Modeling of assisted cold start processes with anode catalytic hydrogen–oxygen reaction in proton exchange membrane fuel cell

Catalytic hydrogen–oxygen reaction is a potentially effective way to help start up proton exchange membrane fuel cells (PEMFCs) from sub-zero temperatures. In this study, the anode hydrogen–oxygen catalytic reaction is implemented in a three-dimensional multiphase cold start model. It is found that successful cold start from −20 °C can be achieved with the assist of the catalytic reaction in galvanostatic mode. With anode catalytic reaction, the start-up current density must be moderate, because a high current density lowers the assisted heating effect, and a low current density slows down the start-up process.

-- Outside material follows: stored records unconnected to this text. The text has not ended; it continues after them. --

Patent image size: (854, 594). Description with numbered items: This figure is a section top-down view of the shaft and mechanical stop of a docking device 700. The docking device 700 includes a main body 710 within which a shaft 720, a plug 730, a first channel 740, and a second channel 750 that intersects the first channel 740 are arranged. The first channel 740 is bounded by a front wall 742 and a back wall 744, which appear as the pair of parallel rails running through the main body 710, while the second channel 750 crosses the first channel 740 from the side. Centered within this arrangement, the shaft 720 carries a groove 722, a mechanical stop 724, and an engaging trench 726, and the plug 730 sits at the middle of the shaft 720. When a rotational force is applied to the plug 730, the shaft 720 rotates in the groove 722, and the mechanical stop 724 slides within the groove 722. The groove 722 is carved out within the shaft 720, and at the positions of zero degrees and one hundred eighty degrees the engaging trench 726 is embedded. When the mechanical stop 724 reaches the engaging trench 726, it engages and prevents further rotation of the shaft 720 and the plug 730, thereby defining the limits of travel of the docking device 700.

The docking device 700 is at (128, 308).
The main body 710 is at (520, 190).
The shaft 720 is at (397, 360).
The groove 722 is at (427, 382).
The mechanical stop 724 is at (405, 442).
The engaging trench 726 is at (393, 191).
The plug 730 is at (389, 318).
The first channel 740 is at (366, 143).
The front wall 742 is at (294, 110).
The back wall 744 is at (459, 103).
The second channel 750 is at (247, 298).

The temperature difference between the anode and cathode catalyst layers (CLs) is negligible, which indicates that the heating location in the electrodes for the catalytic reaction makes no significant difference. The humidification of anode due to the catalytic reaction also reduces the ohmic resistance of the membrane, leading to enhanced performance during the start-up processes.

► A 3D PEMFC cold start model with anode catalytic reaction is developed.
► Successful cold start from −20 °C can be achieved with anode catalytic reaction.
► The start-up current density must be moderate with anode catalytic reaction.
► Humidification of anode due to catalytic reaction improves performance.